Quando è stato annunciato che Ready Player One sarebbe stato portato al cinema da Steven Spielberg, i nerd di tutto il mondo sono letteralmente impazziti, sognando di vedere trasportate su grande schermo le quasi 500 pagine del romanzo cult di Ernes Cline pregne di elementi vintage degli anni ottanta.
Ebbene, non ci si potrebbe approcciare a Ready Player One in maniera più sbagliata.
Racchiudere in poco più di due ore di pellicola una storia piena zeppa di personaggi, indovinelli e citazioni di ogni tipo sarebbe stata un’operazione suicida, ma fortunatamente Steven Spielberg ha messo il libro al servizio del Cinema e non viceversa. Quando nel 2001, il regista rifiutò di dirigere il primo film della saga di Harry Potter, dichiarò di preferire storie sconosciute a cui dare visibilità piuttosto che film dal successo prevedibile. La realtà è che sapeva benissimo che non gli sarebbe mai stato concesso di cambiare nemmeno una virgola del best seller della Rowling. Con Ready Player One, Spielberg ha potuto al contrario stravolgere il romanzo e, mantenendo invariato lo spirito originale, lo ha reso coerente con gli elementi propri della sua filmografia.
Una nuova fuga dalla realtà
L’ambizioso progetto di un romanzo considerato da tanti impossibile da portare al cinema era stato proposto a registi del calibro di Christopher Nolan, Peter Jackson, Edgar Wright e Matthew Vaughn, tutti estremamente validi tecnicamente parlando. Ma pensateci bene un attimo: chi avrebbe potuto raccontare meglio una storia che parla di fuga dalla realtà attraverso la fantasia con protagonista un outsider, che tira fuori inaspettatamente il coraggio che pensava di non avere, se non il regista nativo di Cincinnati?
L’eroe per caso è Wade Watts (Tye Sheridan), un ragazzo orfano che vive a Columbus negli Stati Uniti d’America del 2045. L’inquinamento e la sovrappopolazione del pianeta hanno portato le persone a cercare uno svago in OASIS, un intero universo virtuale nato dalla mente di James Halliday, in cui è possibile essere ciò che vuoi e prendere parte a numerose attività. Quando Halliday muore, lascia in eredità il suo inestimabile patrimonio ed il controllo di OASIS a chi per primo troverà l’easter egg che ha nascosto all’interno della realtà virtuale.
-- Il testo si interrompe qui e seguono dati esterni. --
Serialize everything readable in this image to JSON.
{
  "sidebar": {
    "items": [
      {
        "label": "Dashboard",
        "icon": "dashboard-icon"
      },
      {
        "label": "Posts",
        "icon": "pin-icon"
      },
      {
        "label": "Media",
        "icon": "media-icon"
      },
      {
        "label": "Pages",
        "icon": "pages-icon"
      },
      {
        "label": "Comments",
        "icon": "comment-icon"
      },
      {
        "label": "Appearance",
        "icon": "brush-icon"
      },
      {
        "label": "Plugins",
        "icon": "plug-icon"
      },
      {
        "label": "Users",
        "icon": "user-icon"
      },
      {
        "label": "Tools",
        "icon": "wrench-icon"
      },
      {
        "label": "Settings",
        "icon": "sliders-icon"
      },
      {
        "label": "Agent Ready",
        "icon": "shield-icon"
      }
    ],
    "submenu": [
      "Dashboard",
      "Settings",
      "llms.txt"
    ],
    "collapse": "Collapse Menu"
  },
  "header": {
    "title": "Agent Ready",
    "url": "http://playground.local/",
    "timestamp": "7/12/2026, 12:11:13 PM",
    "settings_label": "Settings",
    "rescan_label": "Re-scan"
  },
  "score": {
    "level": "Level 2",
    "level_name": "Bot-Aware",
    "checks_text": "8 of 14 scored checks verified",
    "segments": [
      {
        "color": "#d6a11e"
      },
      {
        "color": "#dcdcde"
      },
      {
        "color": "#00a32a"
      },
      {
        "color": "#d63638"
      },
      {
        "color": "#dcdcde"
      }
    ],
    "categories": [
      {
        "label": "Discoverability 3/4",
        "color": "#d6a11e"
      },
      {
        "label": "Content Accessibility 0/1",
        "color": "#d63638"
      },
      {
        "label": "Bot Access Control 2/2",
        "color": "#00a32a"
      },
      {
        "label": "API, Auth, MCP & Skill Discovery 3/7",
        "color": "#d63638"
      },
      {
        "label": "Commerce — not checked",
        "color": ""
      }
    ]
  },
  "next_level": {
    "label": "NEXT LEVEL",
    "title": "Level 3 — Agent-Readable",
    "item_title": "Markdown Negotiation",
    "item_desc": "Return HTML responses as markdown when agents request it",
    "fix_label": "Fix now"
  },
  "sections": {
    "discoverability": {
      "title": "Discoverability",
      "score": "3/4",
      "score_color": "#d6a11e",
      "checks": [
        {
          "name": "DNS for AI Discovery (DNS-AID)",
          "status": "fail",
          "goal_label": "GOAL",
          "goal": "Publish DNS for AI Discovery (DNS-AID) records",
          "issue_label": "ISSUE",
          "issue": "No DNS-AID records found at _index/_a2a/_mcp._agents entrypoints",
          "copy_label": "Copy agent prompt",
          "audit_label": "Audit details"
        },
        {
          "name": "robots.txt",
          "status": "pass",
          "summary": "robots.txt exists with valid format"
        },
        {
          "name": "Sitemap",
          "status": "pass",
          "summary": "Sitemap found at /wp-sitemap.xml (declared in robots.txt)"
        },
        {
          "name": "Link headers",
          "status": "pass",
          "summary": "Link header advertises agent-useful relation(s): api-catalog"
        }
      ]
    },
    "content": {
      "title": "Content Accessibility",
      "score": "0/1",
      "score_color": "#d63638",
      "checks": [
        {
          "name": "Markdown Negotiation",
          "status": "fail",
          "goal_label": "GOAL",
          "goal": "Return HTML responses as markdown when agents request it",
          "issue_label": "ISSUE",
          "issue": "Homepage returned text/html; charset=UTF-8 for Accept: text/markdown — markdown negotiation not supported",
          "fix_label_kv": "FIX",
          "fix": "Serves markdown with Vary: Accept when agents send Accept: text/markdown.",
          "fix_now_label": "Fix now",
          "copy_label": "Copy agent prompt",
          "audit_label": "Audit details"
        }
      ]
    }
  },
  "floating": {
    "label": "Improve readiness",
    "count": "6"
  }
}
Parte così una vera e propria caccia al tesoro che coinvolge il mondo intero.
Nostalgia in CGI
Insieme a James Cameron, Spielberg è sicuramente il miglior regista vivente per quanto riguarda la gestione degli effetti speciali. Dopo un inizio eccessivamente didascalico, il regista dà libero sfogo a tutto il suo estro creativo. Se nella prima parte lo spettatore viene letteralmente trasportato nella storia grazie ad una CGI superlativa, inserita magnificamente in una messa in scena mai confusionaria, nella seconda viene coinvolto emotivamente ed è qui che Spielberg vince la sua partita.
Il finale di Ready Player One, è genuino ma non retorico, melenso ma non stucchevole, e vi porterà a provare le stesse sensazioni che i ragazzi nati e cresciuti negli anni Ottanta hanno provato per Corto Circuito, Wargames, e Navigator.
Il film colpisce esattamente dove vuole, al netto di qualche piccolo difetto. Gli antagonisti oltremodo caricaturali e qualche buco di sceneggiatura qua e là, non gli impediscono di candidarsi ad essere il Goonies del 2000 (sperando invecchi meglio del film di Richard Donner). Ready Player One piacerà a tutti perché è un film per tutti. Ai bambini per la storia avvincente caratterizzata da un ritmo sfrenato, ai ragazzi per le continue strizzatine d’occhio ai cult del passato e agli adulti per una scena da storia del cinema posta circa a metà pellicola. Senza fare alcuno spoiler, riguardatevi Shining: è un consiglio!
Steven Spielberg è uno dei più importanti registi della storia del Cinema, che nella sua carriera ha girato almeno 4 Capolavori e sbagliato film in rare occasioni. Con Incontri Ravvicinati del Terzo Tipo e E.T. ha riscritto le regole della fantascienza, e sebbene con Ready Player One non riscriva un bel niente, confeziona una vera e propria lettera d’amore al cinema e alla cultura nerd degli anni Ottanta, di cui le tanto attese citazioni sono solamente un gradevolissimo contorno.